Traditional Italian Christmas
Christmas in Italy is rich with traditions going back for centuries. Some traditions vary from region to region but much is the same throughout the country. Italians celebrate Christmas for nearly a month, from December 8th to January 6th with a strong focus on religion, family, friends, and incredible traditional foods.
The official start of the holiday season is December 8th with the celebration of Mary and the Immaculate Conception. So begin the traditions of the season.
One of the most incredible scenes in Italy during Christmas time is the beautiful presepe or nativity scenes erected throughout the country. Italians favor presepes over our traditional Christmas trees. Some have both, but everyone has a presepe. In addition to the presepes found in homes, nearly every church has a presepe and they are often found outdoors in a square or other public areas. Jesus is placed into the scene when the clock strikes midnight on Christmas Eve.
Instead of writing a letter to Santa Claus, Italian children write letters to tell their parents how much they love them. The letter is traditionally placed under the father’s plate and read after Christmas Eve dinner.
Christmas Eve is the biggest holiday of the year for Italians. It’s common practice throughout Italy not to eat meat on Christmas Eve. Many Southern Italians enjoy a full fish feast on that day, which include seven different varieties of fish. Some believe “The Feast of Seven Fish” symbolize the seven days of creation. Others believe it represents the seven sacraments of the Catholic Church and some believe it represents Mary and Joseph’s seven day travel to Bethlehem. Nonetheless, there is no set menu for this feast, but if you are invited to an Italians home to celebrate a traditional Christmas Eve, you can expect to find such popular dishes as Baccala (Cod fish), Eel, Clams or other shellfish, Octopus, Scungilli (Conch), Calamari, Mussels, Swordfish and more. This feast is always followed up with traditional Italian desserts – Struffoli (honey balls), Panetone, Cannoli, cookies, Torrone(nougat), Pizzelle, Chestnuts and more. Midnight mass is celebrated with family and watching the Pope appear on his famous balcony on Christmas Day.

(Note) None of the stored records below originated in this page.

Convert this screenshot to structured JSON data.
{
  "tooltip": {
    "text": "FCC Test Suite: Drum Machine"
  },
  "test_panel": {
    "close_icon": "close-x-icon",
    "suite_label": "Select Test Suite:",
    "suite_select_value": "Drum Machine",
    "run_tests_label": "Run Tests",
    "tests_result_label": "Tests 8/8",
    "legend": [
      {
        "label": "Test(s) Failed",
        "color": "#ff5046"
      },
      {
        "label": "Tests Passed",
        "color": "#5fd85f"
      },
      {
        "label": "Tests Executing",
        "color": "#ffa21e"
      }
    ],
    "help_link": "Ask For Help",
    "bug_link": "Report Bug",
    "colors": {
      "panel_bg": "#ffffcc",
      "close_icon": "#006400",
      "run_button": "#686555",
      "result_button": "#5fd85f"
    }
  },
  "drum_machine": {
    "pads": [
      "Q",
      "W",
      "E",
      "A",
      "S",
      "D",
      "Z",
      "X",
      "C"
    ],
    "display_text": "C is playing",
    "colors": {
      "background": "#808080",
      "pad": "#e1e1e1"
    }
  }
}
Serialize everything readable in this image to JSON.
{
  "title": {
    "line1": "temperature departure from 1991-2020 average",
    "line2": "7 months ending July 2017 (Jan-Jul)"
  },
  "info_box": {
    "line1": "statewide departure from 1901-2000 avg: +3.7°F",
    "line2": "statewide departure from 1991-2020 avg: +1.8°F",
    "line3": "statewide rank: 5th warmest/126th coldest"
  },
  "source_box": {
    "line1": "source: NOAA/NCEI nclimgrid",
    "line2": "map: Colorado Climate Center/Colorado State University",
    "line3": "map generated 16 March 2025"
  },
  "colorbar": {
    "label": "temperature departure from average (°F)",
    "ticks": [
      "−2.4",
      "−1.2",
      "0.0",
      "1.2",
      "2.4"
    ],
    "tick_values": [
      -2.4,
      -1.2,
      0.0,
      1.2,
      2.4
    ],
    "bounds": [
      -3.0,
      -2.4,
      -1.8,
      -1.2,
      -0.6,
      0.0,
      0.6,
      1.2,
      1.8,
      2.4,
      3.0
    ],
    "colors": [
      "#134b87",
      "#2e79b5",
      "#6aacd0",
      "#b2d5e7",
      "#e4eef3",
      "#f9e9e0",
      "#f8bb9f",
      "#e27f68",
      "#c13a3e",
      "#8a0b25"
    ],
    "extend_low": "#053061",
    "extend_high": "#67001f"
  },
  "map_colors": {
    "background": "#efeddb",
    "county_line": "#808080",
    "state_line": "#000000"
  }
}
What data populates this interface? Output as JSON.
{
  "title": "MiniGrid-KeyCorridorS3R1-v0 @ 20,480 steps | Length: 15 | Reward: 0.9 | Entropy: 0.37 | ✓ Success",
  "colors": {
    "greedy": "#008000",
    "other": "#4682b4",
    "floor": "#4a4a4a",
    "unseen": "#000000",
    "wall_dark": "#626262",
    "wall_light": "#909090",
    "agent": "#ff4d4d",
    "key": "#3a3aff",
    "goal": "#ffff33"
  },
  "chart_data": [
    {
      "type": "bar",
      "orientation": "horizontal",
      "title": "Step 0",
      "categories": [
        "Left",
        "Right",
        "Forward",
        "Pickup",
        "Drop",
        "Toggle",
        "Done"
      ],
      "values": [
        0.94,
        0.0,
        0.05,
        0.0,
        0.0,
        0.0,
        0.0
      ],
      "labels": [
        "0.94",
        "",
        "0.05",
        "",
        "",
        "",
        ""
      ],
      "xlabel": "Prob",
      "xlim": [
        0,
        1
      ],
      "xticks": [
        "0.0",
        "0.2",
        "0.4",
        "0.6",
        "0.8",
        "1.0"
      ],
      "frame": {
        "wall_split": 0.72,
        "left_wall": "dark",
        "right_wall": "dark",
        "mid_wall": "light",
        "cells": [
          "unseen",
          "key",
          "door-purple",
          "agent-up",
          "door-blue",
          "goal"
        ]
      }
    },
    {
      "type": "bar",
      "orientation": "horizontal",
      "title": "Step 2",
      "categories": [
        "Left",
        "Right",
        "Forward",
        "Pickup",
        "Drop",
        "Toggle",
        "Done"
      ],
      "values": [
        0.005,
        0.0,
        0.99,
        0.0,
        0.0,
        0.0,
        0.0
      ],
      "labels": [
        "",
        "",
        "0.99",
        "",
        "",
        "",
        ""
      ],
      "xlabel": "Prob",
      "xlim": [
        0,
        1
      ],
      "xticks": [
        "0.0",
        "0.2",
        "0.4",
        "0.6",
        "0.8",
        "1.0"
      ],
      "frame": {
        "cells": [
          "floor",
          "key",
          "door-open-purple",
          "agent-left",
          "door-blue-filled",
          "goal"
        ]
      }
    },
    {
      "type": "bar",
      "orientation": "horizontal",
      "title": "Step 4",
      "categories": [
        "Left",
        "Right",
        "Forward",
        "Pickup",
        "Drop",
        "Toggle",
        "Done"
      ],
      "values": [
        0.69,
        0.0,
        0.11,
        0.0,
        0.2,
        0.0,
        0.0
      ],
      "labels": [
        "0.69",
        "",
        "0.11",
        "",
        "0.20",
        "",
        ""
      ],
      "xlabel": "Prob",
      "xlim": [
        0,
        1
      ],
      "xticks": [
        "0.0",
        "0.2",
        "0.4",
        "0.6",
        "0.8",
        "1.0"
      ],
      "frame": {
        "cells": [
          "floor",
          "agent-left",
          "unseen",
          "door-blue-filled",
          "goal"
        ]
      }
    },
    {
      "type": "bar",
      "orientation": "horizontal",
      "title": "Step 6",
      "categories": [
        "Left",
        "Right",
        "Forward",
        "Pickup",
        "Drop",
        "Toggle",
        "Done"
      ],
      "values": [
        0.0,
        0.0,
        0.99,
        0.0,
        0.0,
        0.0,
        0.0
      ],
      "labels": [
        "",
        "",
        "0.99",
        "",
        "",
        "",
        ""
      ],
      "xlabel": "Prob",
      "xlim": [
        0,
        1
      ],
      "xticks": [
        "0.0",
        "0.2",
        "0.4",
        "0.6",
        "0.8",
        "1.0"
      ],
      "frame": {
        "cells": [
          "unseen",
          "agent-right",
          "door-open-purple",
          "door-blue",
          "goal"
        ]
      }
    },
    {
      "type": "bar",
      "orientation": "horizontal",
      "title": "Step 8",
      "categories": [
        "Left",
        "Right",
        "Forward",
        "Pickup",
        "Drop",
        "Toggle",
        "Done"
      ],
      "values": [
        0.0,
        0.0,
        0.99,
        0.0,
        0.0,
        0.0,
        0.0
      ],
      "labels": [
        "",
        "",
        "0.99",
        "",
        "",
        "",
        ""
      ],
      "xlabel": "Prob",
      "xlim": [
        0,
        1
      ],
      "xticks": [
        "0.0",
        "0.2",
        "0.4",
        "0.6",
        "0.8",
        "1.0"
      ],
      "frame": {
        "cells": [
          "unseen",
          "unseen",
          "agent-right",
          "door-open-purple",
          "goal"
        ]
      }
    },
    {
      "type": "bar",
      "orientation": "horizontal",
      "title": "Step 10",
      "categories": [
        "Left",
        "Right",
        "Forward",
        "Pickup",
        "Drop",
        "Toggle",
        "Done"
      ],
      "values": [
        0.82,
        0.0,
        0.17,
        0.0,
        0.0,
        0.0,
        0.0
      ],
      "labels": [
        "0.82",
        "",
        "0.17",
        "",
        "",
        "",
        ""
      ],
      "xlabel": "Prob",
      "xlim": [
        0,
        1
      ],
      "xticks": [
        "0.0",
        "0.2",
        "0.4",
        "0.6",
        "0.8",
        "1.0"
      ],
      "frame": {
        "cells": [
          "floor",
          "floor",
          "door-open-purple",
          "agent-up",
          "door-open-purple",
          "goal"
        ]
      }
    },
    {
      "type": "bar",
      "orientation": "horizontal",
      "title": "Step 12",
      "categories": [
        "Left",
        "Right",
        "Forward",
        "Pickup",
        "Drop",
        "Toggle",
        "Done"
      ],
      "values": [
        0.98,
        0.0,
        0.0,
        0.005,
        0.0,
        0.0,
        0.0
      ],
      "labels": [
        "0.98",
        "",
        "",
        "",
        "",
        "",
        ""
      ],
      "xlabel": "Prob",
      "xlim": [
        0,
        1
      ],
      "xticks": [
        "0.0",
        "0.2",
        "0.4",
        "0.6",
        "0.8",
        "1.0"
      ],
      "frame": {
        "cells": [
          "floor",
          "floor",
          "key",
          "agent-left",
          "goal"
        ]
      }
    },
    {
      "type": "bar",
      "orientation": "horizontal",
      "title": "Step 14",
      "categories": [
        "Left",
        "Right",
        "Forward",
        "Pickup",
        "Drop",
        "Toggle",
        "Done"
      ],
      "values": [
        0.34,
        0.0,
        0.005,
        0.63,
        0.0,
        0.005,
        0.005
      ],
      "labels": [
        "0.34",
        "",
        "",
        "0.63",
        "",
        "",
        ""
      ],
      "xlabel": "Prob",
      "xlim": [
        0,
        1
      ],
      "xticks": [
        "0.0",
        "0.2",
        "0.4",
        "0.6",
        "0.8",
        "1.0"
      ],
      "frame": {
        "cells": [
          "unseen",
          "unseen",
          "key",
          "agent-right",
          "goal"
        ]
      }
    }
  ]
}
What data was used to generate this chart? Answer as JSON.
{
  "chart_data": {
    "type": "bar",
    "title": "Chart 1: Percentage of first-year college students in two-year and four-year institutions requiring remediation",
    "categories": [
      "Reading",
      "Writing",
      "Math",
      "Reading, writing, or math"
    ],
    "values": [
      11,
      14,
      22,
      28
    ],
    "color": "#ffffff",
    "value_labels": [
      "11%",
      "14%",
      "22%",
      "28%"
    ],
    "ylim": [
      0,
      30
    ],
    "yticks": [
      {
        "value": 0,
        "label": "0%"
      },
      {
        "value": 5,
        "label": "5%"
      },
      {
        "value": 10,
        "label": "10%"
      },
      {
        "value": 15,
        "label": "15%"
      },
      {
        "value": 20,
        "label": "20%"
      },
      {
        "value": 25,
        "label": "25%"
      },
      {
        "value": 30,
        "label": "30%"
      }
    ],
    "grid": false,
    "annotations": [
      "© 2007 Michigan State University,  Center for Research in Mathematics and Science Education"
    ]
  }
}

Christmas Day is celebrated with another family gathering and a feast of different sorts. Usually there is no fish served on Christmas Day. A typical meal starts with antipasto – Olives, roasted peppers, Prosciutto, Salamis, etc. Next, you can expect a pasta dish, often baked, maybe Lasagna, Baked Ziti, Manicotti. Lamb is the most popular meat served on Christmas Day, but don’t be surprised to find Prime Rib, sausage, and even poultry. Of course, this is all followed up with more fabulous desserts.
New Year’s Celebrations in Italy are very much a part of the season, and have traditions you can count on as well. Huge midnight firework displays celebrate the coming of the New Year. Most towns have public displays in a central square but private parties will also include firecrackers or sparklers. Naples is known for having one of the best and biggest New Year’s fireworks displays in Italy. The traditional must have food for New Years is lentils, often served with Cotechino (a special type of sausage). It is believed eating lentils will bring good luck and good fortune in the New Year. Another midnight tradition of throwing the old out the window to symbolize readiness to receive the new is alive an well in Italy. Items such as dishes, clothes and even couches have been known to fly out a window – watch out below.
The celebration of the Epiphany commemorating the arrival of the three wise men in Bethlehem on January 6th ends the holiday season. On that day, Italian’s wait for La Befana, the Italian Christmas witch. Legend says, upon hearing the news of baby Jesus, she went in search of him but never found him. Since she can’t bestow gifts on Him, she leaves toys, candies and fruit for good Italian children every year on that day. If the children have been bad, they will find their shoes filled with coal. La Befana is the best known legend in Italy.
However you choose to celebrate the holiday season, may you be surrounded by your own traditions of family, faith, love, peace, and awesome food. Buon Natale!!!!